In cases where bullying occurs, educators should intervene immediately and respond “quickly and consistently,” according to the letter signed by Musgrove and Michael Yudin, acting assistant secretary for the Office of Special Education and Rehabilitative Services.
Additionally, a meeting of the student’s individualized education program team should be called to address any changes in a student’s services or program that might be needed as a result of bullying, officials said. However, the letter indicates that any student who experiences bullying should remain in his or her original placement unless they are no longer able to receive FAPE in that environment.
Musgrove said that the move to issue guidance is part of the Department of Education’s ongoing effort to address bullying within the nation’s schools. While the letter does not detail any new legal obligations, federal officials are encouraging schools to re-evaluate their policies and practices.

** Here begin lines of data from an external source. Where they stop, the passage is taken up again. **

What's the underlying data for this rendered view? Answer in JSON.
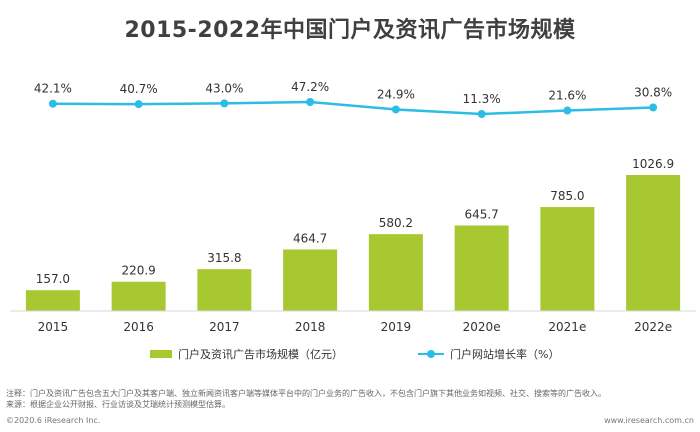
{
  "chart_data": {
    "type": "bar+line",
    "title": "2015-2022年中国门户及资讯广告市场规模",
    "categories": [
      "2015",
      "2016",
      "2017",
      "2018",
      "2019",
      "2020e",
      "2021e",
      "2022e"
    ],
    "series": [
      {
        "name": "门户及资讯广告市场规模（亿元）",
        "type": "bar",
        "color": "#a8c832",
        "values": [
          157.0,
          220.9,
          315.8,
          464.7,
          580.2,
          645.7,
          785.0,
          1026.9
        ],
        "labels": [
          "157.0",
          "220.9",
          "315.8",
          "464.7",
          "580.2",
          "645.7",
          "785.0",
          "1026.9"
        ]
      },
      {
        "name": "门户网站增长率（%）",
        "type": "line",
        "color": "#2cbde6",
        "values": [
          42.1,
          40.7,
          43.0,
          47.2,
          24.9,
          11.3,
          21.6,
          30.8
        ],
        "labels": [
          "42.1%",
          "40.7%",
          "43.0%",
          "47.2%",
          "24.9%",
          "11.3%",
          "21.6%",
          "30.8%"
        ]
      }
    ],
    "grid": false
  },
  "notes": [
    "注释：门户及资讯广告包含五大门户及其客户端、独立新闻资讯客户端等媒体平台中的门户业务的广告收入，不包含门户旗下其他业务如视频、社交、搜索等的广告收入。",
    "来源：根据企业公开财报、行业访谈及艾瑞统计预测模型估算。"
  ],
  "footer": {
    "left": "©2020.6 iResearch Inc.",
    "right": "www.iresearch.com.cn"
  }
}
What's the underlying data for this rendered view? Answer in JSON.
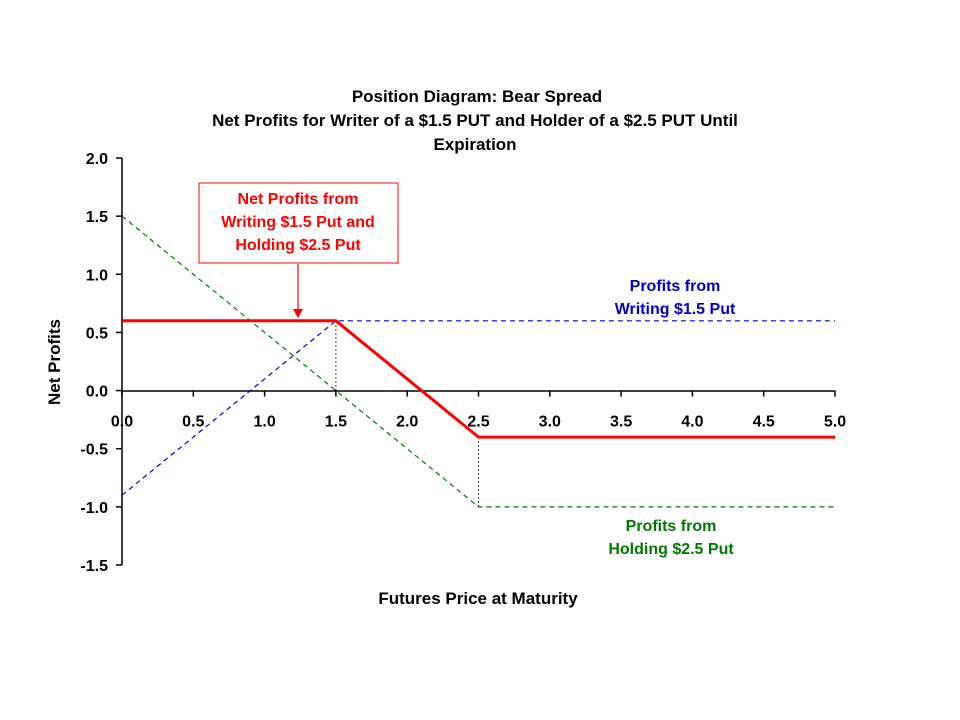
{
  "chart_data": {
    "type": "line",
    "title_lines": [
      "Position Diagram:  Bear Spread",
      "Net Profits for Writer of a $1.5 PUT and Holder of a $2.5 PUT Until",
      "Expiration"
    ],
    "xlabel": "Futures Price at Maturity",
    "ylabel": "Net Profits",
    "xlim": [
      0,
      5
    ],
    "ylim": [
      -1.5,
      2
    ],
    "x_ticks": [
      "0.0",
      "0.5",
      "1.0",
      "1.5",
      "2.0",
      "2.5",
      "3.0",
      "3.5",
      "4.0",
      "4.5",
      "5.0"
    ],
    "y_ticks": [
      "2.0",
      "1.5",
      "1.0",
      "0.5",
      "0.0",
      "-0.5",
      "-1.0",
      "-1.5"
    ],
    "grid": false,
    "series": [
      {
        "name": "Net Profits from Writing $1.5 Put and Holding $2.5 Put",
        "color": "#ff0000",
        "style": "solid",
        "x": [
          0,
          1.5,
          2.5,
          5
        ],
        "y": [
          0.6,
          0.6,
          -0.4,
          -0.4
        ]
      },
      {
        "name": "Profits from Writing $1.5 Put",
        "color": "#0000cc",
        "style": "dashed",
        "x": [
          0,
          1.5,
          5
        ],
        "y": [
          -0.9,
          0.6,
          0.6
        ]
      },
      {
        "name": "Profits from Holding $2.5 Put",
        "color": "#007700",
        "style": "dashed",
        "x": [
          0,
          2.5,
          5
        ],
        "y": [
          1.5,
          -1.0,
          -1.0
        ]
      }
    ],
    "reference_lines": [
      {
        "x": 1.5,
        "y_from": 0,
        "y_to": 0.6
      },
      {
        "x": 2.5,
        "y_from": -0.4,
        "y_to": -1.0
      }
    ],
    "annotations": [
      {
        "lines": [
          "Net Profits from",
          "Writing $1.5 Put and",
          "Holding $2.5 Put"
        ],
        "color": "#ff0000",
        "boxed": true,
        "arrow_to": {
          "x": 1.25,
          "y": 0.6
        }
      },
      {
        "lines": [
          "Profits from",
          "Writing $1.5 Put"
        ],
        "color": "#0000cc",
        "boxed": false
      },
      {
        "lines": [
          "Profits from",
          "Holding $2.5 Put"
        ],
        "color": "#007700",
        "boxed": false
      }
    ]
  }
}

Several studies in recent years have suggested that children with disabilities more frequently encounter bullying. Findings released in 2012 from a nationwide poll indicated that 63 percent of kids with autism have been bullied. Another study published the same year found that about half of adolescents with autism, intellectual disability, speech impairments and learning disabilities were bullied at school.
Ari Ne’eman, president of the Autistic Self Advocacy Network, called the Education Department’s move a “significant step forward.”
“Right now, many autistic students experiencing bullying are sent to segregated settings,” Ne’eman said. “We believe this clarification of obligations emerging under IDEA’s (least restrictive environment) provision may have a significant impact on the inclusion of autistic students as well as those with other disabilities.”